Namun, statistik kemiskinan bisa menjadi dasar evaluasi, sejauh mana kinerja strategi tersebut. Saat ini, persentase kemiskinan 11,4 persen, masih jauh dari target MDG sebesar 7,5 persen untuk Indonesia.

Bagi Amartya Sen, seseorang disebut miskin karena tidak memiliki akses untuk memenuhi kebutuhannya. Akses yang menjadi hak setiap orang itu ditentukan oleh nilai diri yang dimiliki.

Bagi kebanyakan orang, nilai yang dimiliki sebatas tenaga kerja. Karena itu, kemiskinan tidak bisa diatasi dengan sekadar memperbesar produksi. Orang miskin harus mempunyai pekerjaan.

Pelestarian lingkungan secara partisipatif, dalam arti yang luas, ikut memperluas lapangan pekerjaan.

Pemerintah yang mewakili negara terkait konstitusi, memiliki kewajiban, misalnya memberikan pengakuan hak-hak masyarakat adat dalam pengelolaan hutan dan tambang dengan kearifan lokal, membantu nelayan dan petani dalam upaya adaptasi dan mitigasi perubahan iklim sambil mengembangkan pendidikan, kesehatan, dan penghasilan.

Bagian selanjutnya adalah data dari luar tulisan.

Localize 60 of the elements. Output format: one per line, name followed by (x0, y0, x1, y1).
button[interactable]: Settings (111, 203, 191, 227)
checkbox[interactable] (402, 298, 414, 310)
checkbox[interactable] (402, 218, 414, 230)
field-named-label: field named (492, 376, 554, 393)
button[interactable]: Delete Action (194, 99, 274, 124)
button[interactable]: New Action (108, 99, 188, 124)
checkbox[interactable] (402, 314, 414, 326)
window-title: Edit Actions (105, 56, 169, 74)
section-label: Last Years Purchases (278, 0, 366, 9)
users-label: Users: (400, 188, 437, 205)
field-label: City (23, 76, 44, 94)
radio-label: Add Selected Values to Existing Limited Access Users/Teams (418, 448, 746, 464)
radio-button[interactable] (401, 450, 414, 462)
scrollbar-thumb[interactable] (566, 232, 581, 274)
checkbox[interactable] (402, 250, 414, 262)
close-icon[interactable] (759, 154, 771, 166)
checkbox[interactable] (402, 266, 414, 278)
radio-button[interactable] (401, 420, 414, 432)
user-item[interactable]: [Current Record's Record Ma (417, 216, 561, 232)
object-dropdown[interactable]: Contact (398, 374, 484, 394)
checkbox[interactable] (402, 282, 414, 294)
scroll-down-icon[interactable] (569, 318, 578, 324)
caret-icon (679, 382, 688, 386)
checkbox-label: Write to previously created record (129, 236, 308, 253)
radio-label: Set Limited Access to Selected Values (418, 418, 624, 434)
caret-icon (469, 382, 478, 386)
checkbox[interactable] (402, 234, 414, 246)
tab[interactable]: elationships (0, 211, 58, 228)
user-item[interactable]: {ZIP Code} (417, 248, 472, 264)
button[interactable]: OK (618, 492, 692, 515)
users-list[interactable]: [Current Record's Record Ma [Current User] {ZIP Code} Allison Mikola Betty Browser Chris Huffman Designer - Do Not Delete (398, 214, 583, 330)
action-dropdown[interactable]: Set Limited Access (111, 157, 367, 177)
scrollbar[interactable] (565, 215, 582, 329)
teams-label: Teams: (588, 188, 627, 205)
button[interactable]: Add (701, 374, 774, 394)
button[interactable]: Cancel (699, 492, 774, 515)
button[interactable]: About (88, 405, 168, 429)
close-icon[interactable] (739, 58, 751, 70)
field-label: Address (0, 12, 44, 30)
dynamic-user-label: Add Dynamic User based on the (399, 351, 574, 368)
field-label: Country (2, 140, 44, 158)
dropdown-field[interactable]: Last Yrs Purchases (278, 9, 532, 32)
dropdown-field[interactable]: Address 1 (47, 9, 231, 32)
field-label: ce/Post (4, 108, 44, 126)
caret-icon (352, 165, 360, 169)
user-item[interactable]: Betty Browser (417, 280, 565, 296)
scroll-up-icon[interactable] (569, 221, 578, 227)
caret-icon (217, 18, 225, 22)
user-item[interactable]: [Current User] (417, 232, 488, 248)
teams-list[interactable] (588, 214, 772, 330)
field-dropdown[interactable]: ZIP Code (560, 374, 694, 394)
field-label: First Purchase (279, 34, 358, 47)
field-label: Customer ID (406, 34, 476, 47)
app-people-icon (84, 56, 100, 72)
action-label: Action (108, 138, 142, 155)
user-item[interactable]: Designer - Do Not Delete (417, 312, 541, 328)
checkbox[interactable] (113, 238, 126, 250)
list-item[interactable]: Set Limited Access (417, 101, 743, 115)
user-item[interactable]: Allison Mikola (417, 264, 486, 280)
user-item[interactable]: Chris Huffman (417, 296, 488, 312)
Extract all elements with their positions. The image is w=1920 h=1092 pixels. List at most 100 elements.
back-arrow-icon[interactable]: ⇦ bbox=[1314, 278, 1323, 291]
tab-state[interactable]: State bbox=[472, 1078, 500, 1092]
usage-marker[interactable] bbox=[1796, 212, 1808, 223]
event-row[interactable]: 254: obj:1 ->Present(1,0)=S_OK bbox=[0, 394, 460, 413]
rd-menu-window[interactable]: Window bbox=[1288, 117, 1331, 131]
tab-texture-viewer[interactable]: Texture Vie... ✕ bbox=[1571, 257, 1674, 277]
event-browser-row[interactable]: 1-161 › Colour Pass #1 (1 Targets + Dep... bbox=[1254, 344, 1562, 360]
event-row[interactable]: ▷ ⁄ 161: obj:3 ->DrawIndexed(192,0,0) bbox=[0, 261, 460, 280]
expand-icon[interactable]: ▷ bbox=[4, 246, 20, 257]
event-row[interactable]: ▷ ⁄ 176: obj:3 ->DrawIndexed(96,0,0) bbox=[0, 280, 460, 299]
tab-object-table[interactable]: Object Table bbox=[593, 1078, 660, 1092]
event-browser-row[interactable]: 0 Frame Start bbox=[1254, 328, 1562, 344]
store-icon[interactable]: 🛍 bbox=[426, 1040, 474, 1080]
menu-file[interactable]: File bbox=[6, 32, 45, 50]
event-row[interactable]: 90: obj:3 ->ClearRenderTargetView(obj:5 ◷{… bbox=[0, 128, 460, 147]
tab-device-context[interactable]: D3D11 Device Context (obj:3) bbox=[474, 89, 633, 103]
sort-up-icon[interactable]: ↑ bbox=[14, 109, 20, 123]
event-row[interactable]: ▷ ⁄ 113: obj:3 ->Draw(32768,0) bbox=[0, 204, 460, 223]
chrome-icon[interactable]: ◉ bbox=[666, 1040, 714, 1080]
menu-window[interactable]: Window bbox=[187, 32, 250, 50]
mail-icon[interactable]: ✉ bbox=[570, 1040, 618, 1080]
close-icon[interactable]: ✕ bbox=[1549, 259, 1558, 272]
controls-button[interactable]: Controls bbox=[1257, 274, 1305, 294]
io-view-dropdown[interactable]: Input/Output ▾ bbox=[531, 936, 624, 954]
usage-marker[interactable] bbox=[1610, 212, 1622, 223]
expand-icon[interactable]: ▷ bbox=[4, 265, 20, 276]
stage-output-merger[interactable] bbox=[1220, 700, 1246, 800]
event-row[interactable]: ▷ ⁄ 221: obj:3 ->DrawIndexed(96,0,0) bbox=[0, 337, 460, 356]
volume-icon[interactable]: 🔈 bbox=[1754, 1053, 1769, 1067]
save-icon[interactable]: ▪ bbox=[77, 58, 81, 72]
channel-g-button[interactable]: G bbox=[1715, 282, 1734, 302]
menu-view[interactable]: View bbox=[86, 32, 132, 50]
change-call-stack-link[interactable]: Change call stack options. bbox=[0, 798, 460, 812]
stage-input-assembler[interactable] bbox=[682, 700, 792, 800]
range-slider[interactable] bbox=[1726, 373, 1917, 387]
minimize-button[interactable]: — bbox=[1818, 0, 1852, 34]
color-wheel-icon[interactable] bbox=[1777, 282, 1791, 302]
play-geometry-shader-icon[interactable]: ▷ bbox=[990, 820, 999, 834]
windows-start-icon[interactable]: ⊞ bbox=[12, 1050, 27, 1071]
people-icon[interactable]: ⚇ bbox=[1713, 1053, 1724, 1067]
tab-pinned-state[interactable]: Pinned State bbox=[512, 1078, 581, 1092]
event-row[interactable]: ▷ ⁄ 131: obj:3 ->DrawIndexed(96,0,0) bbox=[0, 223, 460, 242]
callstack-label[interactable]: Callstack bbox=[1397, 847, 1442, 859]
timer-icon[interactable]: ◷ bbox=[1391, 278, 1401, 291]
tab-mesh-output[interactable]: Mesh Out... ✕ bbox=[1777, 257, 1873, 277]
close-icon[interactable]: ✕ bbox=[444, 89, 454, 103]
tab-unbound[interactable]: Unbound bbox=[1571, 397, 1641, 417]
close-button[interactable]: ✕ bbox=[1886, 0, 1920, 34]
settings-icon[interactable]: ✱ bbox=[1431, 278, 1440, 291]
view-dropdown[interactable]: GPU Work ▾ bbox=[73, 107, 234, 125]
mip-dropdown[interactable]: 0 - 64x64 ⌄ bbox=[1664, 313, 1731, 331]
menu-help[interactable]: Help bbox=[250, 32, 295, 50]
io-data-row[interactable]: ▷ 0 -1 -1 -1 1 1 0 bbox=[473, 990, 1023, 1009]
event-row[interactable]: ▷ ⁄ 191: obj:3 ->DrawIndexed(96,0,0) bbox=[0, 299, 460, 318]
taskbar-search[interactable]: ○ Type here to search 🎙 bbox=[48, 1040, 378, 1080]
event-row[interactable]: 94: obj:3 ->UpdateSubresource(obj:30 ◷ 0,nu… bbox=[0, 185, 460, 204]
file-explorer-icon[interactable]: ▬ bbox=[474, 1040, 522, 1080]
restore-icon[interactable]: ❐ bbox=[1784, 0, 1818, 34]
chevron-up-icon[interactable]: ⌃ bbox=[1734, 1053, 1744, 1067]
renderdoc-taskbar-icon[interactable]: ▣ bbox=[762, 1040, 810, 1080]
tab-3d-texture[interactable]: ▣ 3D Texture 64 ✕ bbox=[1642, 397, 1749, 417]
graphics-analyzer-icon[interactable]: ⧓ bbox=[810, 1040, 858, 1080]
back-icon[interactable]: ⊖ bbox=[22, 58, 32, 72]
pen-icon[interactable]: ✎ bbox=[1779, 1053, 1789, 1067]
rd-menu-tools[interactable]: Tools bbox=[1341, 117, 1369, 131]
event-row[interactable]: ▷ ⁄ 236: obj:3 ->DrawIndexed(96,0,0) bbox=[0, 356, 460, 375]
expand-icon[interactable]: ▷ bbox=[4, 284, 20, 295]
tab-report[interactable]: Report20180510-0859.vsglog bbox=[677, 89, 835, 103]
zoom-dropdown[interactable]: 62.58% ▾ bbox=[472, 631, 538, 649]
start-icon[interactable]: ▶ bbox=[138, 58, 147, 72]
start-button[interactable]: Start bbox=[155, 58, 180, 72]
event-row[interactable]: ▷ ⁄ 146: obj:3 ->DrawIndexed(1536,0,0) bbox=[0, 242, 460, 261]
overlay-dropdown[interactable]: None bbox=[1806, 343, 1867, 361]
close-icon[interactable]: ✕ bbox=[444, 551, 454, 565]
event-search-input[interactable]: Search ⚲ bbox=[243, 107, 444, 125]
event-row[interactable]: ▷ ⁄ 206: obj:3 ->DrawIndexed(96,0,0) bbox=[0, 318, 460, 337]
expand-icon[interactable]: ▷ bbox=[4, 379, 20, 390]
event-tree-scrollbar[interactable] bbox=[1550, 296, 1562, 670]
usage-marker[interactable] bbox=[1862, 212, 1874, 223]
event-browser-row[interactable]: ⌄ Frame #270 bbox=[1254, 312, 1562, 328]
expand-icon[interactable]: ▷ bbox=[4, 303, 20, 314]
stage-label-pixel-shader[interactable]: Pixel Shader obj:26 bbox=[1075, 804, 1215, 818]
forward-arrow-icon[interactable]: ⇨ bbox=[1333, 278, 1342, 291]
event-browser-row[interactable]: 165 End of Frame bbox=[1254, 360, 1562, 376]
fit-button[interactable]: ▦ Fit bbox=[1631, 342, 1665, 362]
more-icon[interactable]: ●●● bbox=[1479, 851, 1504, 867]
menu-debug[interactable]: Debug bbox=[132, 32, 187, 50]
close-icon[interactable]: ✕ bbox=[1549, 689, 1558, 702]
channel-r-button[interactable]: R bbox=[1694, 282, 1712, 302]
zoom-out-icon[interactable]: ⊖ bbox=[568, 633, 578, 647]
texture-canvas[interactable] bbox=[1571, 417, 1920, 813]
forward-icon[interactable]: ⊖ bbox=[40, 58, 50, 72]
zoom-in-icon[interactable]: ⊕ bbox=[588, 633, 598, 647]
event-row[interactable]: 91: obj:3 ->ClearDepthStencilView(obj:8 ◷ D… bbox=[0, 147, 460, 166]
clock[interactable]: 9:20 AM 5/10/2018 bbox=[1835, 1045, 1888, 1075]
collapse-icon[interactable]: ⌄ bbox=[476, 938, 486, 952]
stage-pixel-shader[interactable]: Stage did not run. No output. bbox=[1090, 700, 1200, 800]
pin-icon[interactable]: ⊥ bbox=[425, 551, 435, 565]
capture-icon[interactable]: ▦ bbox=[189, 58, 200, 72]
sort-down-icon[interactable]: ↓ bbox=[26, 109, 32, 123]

Jeffrey Sachs dalam bukunya The End of Poverty (2006) menyimpulkan ”sementara investasi pada kesehatan, pendidikan, dan infrastruktur mungkin dapat mengatasi perangkap kemiskinan yang sudah ekstrem kondisinya, degradasi lingkungan pada skala lokal, regional, dan global dapat meniadakan manfaat investasi”.

Dengan kata lain, ada banyak variabel penting yang ikut menentukan kesejahteraan dan kemiskinan, tetapi lingkungan alam bisa dipandang sebagai salah satu yang terpenting.